LA PAZ (Reuters) - Rival miners from Bolivia's No. 2 tin mine, Colquiri, hurled sticks of dynamite and rocks at each other in the city of La Paz on Tuesday, killing one person and injuring nine others in an hour-long street battle.
Leftist President Evo Morales had seized control of the mine in June in an unsuccessful bid to end a conflict between unionized workers and independent miners.
The government took over operations at Colquiri after miners fought for weeks over control of the site, located about 200 km (125 miles) south of La Paz. The nationalization drew an angry response from the mine's former owner, global commodities trader Glencore.
Miners remain at odds over who has the right to exploit the richest part of the mine's resources.
A dynamite explosion ended up killing one unionized miner on Tuesday while another eight miners and a passerby were hurt in the clashes, Deputy Interior Minister Jorge Perez said.

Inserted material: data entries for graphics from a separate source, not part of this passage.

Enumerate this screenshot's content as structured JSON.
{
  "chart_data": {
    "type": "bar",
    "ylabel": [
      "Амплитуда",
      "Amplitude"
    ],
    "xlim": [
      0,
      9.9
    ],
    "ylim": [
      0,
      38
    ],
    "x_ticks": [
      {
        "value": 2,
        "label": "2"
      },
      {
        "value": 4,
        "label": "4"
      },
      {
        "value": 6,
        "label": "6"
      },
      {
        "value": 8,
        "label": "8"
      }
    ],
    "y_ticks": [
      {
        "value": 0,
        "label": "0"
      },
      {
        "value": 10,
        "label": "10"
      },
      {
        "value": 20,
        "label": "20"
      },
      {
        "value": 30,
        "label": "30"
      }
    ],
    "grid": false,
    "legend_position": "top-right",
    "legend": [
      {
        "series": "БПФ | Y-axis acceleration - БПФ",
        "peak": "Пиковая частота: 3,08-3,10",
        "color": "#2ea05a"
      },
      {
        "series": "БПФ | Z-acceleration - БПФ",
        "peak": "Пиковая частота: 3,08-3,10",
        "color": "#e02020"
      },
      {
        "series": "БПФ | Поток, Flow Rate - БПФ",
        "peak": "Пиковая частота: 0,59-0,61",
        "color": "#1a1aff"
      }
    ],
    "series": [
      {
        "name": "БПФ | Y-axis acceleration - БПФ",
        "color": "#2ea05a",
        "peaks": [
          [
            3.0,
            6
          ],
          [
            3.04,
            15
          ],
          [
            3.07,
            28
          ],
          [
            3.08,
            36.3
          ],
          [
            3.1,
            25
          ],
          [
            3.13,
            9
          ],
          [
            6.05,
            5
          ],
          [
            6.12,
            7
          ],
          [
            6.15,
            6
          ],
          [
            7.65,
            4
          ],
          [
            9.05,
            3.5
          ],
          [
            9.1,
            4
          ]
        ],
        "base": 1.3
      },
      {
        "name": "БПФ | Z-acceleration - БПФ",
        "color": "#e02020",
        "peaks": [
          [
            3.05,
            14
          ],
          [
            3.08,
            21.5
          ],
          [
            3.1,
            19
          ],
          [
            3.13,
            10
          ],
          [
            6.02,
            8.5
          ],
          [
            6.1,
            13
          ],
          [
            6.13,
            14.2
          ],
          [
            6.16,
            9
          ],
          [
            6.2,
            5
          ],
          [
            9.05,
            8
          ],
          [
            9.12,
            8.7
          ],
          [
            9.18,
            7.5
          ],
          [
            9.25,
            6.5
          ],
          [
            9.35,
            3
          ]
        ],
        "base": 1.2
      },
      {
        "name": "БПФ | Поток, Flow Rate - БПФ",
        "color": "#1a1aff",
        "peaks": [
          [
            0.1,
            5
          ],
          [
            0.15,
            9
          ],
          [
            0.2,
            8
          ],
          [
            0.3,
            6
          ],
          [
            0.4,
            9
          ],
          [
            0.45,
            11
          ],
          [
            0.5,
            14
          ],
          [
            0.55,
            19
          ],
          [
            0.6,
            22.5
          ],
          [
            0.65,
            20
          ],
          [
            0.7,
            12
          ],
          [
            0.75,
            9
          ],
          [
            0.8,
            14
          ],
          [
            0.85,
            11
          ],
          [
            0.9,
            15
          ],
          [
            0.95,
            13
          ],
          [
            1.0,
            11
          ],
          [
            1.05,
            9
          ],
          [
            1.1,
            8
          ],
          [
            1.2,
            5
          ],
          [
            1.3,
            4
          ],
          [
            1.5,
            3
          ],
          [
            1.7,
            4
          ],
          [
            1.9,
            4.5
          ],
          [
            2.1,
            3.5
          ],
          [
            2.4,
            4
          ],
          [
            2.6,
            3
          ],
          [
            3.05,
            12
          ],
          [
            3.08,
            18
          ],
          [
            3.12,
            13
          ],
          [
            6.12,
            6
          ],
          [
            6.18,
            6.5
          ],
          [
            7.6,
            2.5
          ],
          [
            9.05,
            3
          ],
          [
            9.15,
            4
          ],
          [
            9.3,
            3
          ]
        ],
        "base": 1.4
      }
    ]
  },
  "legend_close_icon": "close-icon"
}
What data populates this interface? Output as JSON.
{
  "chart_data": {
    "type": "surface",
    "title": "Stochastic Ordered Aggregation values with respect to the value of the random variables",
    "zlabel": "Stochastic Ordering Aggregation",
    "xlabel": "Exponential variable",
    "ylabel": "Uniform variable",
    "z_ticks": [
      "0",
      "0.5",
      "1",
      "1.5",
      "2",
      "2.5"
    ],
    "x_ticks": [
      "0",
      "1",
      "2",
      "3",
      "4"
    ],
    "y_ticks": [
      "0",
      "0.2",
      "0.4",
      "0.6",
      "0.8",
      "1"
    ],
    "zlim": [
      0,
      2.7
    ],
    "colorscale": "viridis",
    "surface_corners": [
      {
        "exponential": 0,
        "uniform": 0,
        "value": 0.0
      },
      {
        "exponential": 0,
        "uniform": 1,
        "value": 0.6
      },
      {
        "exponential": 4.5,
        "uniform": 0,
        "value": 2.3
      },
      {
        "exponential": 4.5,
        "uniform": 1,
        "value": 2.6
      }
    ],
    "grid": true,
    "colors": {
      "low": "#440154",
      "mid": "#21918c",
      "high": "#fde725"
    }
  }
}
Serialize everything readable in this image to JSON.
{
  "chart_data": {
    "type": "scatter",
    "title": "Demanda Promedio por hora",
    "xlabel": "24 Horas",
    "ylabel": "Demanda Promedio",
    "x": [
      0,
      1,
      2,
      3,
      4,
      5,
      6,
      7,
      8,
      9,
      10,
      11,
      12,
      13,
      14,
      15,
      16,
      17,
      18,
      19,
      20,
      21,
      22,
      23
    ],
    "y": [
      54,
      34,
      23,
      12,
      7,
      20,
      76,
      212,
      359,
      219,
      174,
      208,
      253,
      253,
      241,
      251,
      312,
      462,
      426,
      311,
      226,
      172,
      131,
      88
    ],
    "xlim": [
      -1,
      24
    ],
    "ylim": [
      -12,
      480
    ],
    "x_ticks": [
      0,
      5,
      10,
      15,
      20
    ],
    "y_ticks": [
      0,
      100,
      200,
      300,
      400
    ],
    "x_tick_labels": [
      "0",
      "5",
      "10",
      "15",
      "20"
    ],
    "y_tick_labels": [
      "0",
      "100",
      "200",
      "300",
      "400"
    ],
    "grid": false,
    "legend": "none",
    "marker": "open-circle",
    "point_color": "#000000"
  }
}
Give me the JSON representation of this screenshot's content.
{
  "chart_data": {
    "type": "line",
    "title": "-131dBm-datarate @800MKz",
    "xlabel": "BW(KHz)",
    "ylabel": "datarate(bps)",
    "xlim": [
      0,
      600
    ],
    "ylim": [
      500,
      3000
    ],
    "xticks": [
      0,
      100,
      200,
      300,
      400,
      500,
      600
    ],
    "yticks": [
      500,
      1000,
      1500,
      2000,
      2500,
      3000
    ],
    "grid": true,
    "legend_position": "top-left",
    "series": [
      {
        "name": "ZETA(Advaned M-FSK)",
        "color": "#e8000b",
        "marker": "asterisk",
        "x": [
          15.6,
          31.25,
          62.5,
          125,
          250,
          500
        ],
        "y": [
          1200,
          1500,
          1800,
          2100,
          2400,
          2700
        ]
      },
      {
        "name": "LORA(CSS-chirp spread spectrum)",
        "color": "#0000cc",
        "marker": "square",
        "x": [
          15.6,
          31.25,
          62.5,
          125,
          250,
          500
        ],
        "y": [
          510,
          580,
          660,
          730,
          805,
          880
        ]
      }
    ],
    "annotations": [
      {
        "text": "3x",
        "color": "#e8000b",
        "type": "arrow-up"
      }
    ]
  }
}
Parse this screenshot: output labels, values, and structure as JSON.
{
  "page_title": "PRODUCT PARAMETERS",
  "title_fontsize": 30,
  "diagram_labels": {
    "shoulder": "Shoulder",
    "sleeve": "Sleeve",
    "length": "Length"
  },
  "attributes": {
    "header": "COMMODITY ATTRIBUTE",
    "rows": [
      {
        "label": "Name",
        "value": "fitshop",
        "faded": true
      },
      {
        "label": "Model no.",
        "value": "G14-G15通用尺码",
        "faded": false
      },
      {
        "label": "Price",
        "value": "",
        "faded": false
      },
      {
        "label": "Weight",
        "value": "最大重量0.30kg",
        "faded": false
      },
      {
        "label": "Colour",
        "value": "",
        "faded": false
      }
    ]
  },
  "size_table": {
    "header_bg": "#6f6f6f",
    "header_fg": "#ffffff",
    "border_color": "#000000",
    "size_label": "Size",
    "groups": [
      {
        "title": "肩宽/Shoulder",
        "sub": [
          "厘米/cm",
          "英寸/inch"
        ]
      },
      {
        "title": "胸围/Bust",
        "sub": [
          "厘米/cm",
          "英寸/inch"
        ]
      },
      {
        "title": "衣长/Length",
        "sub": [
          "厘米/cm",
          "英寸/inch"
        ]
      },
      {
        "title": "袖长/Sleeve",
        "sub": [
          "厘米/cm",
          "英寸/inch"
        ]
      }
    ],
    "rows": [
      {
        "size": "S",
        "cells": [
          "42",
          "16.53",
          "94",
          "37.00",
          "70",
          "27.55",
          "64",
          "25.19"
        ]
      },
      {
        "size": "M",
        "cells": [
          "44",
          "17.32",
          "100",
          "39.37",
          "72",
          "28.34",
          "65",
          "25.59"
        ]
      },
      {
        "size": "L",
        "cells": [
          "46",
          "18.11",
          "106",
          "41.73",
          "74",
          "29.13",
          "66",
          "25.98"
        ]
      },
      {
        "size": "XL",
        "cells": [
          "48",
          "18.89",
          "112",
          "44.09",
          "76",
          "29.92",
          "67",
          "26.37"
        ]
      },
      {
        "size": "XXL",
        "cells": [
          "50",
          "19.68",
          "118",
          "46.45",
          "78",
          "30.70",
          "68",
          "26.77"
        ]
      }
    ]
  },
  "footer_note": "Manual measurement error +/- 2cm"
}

"We lament this situation and call on both sides to abandon these extremist, radical and intransigent attitudes," Perez told a news conference, adding that the government aims to mediate the dispute starting on Wednesday.
Reuters witnesses said thousands of independent miners entered La Paz around midday and threw dynamite at several dozen unionized miners who were standing guard outside the Miners' Federation labor organization and responded later with their own dynamite sticks. Both sides also hurled rocks.
The unionized workers said they will demand that Morales expel the independent cooperative miners from Colquiri, where they were allowed to continue mining one section of the site under June's government-brokered accord.
Production losses at the mine have topped $5 million since the dispute reignited at the beginning of the month.
Colquiri should produce about 3,000 tonnes of tin concentrates this year, representing about 15 percent of estimated national output of some 21,000 tonnes. Most of the rest of Bolivia's tin is produced at the state-run Huanuni mine.
Mining is Bolivia's second-biggest foreign currency earner after natural gas. Its most important metals export is silver, followed by zinc and tin.